Pour Philippe Subra, le combat du No-TAV présente « le plus de similitude »2 avec les zad. C'est un conflit long, mobilisateur et qui connait des passages de violences. Si ces similitudes sont incontestables, il est important d'étudier en détail ce conflit pour mieux comprendre les ressemblances mais aussi les différences avec les zads et les rapports qu'ils entretiennent.

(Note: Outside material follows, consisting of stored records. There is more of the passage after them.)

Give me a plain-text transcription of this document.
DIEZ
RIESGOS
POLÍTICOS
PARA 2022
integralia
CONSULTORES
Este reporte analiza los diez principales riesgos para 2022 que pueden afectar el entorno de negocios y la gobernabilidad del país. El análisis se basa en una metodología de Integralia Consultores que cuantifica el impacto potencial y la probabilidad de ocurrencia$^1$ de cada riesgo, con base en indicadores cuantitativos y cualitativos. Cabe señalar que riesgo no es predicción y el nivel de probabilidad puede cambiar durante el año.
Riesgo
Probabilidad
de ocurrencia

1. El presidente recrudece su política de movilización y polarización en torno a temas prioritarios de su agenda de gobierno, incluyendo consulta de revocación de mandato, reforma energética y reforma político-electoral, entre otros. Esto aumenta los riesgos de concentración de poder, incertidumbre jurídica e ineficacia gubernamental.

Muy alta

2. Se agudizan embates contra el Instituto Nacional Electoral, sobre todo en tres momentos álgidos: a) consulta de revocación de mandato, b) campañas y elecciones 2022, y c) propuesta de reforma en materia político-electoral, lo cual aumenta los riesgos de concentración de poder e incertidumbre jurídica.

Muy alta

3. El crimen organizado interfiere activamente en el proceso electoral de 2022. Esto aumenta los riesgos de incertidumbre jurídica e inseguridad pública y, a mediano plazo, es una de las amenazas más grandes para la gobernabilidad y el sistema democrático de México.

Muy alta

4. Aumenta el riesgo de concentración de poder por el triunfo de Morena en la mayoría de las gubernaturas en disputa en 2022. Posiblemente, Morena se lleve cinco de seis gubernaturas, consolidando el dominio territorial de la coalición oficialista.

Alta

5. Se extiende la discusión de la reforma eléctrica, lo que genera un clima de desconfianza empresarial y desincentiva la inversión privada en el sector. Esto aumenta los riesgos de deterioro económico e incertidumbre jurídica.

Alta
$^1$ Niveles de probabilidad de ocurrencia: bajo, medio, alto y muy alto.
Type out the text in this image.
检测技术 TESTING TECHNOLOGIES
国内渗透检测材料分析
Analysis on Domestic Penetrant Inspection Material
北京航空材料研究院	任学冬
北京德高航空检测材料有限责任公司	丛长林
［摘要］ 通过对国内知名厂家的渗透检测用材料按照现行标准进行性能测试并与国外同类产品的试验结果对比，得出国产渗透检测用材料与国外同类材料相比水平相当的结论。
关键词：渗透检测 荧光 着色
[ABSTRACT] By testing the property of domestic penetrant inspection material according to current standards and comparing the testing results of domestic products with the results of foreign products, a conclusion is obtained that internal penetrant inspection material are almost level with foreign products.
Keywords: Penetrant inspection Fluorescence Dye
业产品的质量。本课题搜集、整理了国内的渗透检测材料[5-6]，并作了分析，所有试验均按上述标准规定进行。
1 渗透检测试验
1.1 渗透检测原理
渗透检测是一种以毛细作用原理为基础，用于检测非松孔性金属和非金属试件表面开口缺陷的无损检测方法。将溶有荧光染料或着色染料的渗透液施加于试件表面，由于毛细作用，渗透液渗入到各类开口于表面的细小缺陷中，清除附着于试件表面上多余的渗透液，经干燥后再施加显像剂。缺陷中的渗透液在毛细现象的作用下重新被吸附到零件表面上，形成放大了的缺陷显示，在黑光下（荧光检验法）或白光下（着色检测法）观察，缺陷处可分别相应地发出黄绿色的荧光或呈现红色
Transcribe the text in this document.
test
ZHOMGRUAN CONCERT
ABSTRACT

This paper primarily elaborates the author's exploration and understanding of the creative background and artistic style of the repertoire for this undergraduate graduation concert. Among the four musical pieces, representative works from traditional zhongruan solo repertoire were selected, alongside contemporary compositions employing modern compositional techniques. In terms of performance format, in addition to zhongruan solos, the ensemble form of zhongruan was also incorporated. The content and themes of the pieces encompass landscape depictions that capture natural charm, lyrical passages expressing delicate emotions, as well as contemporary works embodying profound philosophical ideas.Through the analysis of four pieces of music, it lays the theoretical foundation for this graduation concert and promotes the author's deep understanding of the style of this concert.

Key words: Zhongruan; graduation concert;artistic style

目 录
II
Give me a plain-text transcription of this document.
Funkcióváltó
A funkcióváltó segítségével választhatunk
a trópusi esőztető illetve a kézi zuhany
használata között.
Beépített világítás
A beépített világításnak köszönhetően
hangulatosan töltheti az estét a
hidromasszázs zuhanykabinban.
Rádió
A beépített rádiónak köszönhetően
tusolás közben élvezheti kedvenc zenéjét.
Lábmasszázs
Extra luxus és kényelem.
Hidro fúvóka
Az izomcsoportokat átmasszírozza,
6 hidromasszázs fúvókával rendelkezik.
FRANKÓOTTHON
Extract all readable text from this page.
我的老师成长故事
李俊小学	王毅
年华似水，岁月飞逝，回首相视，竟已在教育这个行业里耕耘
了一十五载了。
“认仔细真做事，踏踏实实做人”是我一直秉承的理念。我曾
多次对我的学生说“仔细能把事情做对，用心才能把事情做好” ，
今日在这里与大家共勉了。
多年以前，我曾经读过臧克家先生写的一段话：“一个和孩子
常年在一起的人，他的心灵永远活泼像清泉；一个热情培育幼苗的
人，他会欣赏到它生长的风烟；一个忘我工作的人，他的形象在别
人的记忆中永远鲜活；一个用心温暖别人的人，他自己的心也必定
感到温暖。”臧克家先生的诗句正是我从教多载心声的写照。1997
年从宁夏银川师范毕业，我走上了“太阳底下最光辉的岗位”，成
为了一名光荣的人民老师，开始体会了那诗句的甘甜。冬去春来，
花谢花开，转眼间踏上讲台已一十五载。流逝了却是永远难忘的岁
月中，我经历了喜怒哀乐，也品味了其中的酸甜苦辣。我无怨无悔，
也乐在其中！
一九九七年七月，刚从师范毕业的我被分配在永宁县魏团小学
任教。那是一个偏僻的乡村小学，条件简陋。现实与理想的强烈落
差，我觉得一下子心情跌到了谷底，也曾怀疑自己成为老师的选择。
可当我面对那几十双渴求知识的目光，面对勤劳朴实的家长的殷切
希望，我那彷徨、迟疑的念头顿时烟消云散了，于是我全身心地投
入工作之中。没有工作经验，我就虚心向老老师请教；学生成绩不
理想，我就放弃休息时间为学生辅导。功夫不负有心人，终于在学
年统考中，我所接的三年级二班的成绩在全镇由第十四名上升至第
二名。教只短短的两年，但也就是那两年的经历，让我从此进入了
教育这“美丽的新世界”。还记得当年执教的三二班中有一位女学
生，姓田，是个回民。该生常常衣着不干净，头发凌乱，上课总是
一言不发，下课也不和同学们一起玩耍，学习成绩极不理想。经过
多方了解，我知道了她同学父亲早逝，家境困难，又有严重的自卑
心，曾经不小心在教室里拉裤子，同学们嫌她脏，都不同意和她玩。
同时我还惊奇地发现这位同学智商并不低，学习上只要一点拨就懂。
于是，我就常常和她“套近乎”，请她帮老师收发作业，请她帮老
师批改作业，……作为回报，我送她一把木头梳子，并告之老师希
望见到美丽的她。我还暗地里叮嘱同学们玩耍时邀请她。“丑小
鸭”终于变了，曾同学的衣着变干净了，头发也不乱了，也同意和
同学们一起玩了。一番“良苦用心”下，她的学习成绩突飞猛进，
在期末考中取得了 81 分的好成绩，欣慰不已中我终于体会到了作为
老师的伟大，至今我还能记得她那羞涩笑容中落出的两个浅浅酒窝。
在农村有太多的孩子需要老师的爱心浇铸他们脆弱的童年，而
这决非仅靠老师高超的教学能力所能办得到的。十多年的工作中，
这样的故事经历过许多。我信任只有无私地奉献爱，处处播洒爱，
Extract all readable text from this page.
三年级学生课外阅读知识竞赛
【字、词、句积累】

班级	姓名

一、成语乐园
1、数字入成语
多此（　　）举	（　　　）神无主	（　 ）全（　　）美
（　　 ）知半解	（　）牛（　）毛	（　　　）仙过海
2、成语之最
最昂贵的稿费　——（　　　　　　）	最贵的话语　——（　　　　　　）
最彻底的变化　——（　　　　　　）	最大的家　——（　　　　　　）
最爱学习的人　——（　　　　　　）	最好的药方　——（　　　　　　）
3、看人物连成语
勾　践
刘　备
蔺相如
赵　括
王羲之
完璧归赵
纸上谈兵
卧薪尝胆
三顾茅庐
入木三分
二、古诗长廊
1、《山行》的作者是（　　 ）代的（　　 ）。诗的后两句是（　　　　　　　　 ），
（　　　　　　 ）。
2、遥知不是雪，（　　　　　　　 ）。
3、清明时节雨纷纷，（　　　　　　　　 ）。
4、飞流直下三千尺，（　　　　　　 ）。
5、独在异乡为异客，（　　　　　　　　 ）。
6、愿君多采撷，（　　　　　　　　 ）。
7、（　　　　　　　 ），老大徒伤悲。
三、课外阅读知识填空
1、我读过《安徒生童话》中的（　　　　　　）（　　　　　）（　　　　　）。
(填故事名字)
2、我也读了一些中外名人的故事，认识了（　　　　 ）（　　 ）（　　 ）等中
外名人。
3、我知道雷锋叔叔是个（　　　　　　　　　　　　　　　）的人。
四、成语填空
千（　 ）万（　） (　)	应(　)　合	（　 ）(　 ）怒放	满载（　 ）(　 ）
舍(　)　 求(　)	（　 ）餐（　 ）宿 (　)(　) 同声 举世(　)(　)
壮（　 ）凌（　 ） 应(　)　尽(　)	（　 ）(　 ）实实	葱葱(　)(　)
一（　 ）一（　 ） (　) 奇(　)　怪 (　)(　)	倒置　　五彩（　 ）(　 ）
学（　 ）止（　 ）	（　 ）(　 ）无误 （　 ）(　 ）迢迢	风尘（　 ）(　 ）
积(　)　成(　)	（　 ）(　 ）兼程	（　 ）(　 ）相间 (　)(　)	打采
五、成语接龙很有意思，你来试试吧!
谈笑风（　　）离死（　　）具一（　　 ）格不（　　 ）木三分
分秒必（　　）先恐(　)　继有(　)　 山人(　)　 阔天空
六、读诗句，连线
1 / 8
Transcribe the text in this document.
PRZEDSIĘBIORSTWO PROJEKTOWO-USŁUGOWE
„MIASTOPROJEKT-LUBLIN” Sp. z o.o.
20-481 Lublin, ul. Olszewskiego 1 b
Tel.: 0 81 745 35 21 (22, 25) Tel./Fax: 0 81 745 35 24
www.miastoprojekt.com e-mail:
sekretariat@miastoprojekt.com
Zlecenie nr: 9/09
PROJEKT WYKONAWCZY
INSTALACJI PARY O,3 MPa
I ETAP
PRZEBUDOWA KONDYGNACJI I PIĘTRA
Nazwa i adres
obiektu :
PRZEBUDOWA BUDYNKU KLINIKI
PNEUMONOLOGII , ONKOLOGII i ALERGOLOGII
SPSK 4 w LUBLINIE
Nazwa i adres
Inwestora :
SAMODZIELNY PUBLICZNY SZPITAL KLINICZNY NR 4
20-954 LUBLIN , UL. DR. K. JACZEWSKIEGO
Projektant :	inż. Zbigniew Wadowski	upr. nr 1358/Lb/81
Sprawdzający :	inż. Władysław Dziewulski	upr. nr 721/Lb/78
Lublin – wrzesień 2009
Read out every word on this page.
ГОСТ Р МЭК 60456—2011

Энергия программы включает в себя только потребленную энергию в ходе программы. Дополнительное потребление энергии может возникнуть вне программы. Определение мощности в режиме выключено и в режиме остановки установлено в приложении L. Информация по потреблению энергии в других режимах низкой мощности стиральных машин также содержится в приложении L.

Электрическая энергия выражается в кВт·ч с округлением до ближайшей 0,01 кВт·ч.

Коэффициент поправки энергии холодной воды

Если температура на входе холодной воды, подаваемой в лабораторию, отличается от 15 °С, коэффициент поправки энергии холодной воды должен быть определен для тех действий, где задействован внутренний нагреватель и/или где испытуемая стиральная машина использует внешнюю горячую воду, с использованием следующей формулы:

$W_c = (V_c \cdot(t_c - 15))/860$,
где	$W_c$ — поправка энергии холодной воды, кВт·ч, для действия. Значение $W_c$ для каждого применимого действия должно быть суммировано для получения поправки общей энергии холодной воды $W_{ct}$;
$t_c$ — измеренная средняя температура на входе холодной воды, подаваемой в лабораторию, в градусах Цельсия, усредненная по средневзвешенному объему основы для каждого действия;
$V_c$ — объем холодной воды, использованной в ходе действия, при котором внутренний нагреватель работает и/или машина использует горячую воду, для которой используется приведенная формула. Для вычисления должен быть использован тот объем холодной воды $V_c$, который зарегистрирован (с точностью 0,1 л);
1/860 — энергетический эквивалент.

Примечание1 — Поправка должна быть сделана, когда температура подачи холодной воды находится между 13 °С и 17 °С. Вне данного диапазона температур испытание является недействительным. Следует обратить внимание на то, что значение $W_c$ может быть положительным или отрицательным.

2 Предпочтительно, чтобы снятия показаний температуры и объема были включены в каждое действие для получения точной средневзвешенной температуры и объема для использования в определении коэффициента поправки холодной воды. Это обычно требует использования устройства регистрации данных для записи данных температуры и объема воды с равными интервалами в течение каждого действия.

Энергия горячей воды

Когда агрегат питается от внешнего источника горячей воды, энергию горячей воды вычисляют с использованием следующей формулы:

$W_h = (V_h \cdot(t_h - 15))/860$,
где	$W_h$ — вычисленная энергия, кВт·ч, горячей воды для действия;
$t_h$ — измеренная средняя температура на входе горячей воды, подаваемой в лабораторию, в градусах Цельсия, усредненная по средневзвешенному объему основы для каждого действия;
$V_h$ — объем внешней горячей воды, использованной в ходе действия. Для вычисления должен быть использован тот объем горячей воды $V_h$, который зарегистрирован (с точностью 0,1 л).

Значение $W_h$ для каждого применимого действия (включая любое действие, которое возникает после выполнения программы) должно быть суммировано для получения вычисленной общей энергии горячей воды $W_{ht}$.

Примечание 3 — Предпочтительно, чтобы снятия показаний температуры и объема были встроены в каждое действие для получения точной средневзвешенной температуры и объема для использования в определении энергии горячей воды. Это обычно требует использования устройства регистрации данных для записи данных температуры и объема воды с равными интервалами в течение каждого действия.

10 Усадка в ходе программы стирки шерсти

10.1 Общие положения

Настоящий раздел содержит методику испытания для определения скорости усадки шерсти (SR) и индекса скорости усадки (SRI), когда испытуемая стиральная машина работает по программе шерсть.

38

Le TAV signifie treno ad alta velocità c'est-à-dire Train à Grande Vitesse. Le projet de construction d'une deuxième ligne de train entre Lyon et Turin date de 1990. Ce projet implique de grands chantiers d'aménagement dans la Vallée de Suse, vallée alpine au Nord-Est de l'Italie. Les premières contestations donnent lieu à la création du comité Habitat le 15 décembre 1991 qui doit sensibiliser les habitants de la vallée aux méfaits du TAV. La première manifestation a lieu le 2 mars 1996 dans la vallée et rassemble 4 000 personnes environ. Le 26 novembre de cette même année, des sabotages ont lieu dont l'incendie du matériel ferroviaire dans la vallée. Edoardo Massari, Maria Soledad Rosa et Sivano Peissero, trois militants anarchistes, sont arrêtés et poursuivis pour ces actes en 1998. Quelques jours après, Edoardo Massari se suicide en prison et Maria Soledad Rosa en liberté surveillée. Ces suicides vont engendrer une vaste campagne de soutien. D'abord méfiants à l'égard des anarchistes, les habitants de la vallée rejoindre le mouvement. Le 28 mars 1998, 10 000 personnes environ manifestent à Turin en soutien à Edoardo. Les deux seront innocentés par la suite. La lutte va alors continuer à s'ancrer peu à peu dans la vallée3. Pour Anahita Grisoni, c'est en 2005 lors des travaux sur le site de la Maddalena que la lutte va prendre un « médiatique national et

1 ZADIST, « Solidarité avec la lutte No-TAV », zad.nadir.org [en ligne] le 16 mars 2014 ; URL : http://zad.nadir.org/spip.php?article2311 [réf. 8 juin 2016].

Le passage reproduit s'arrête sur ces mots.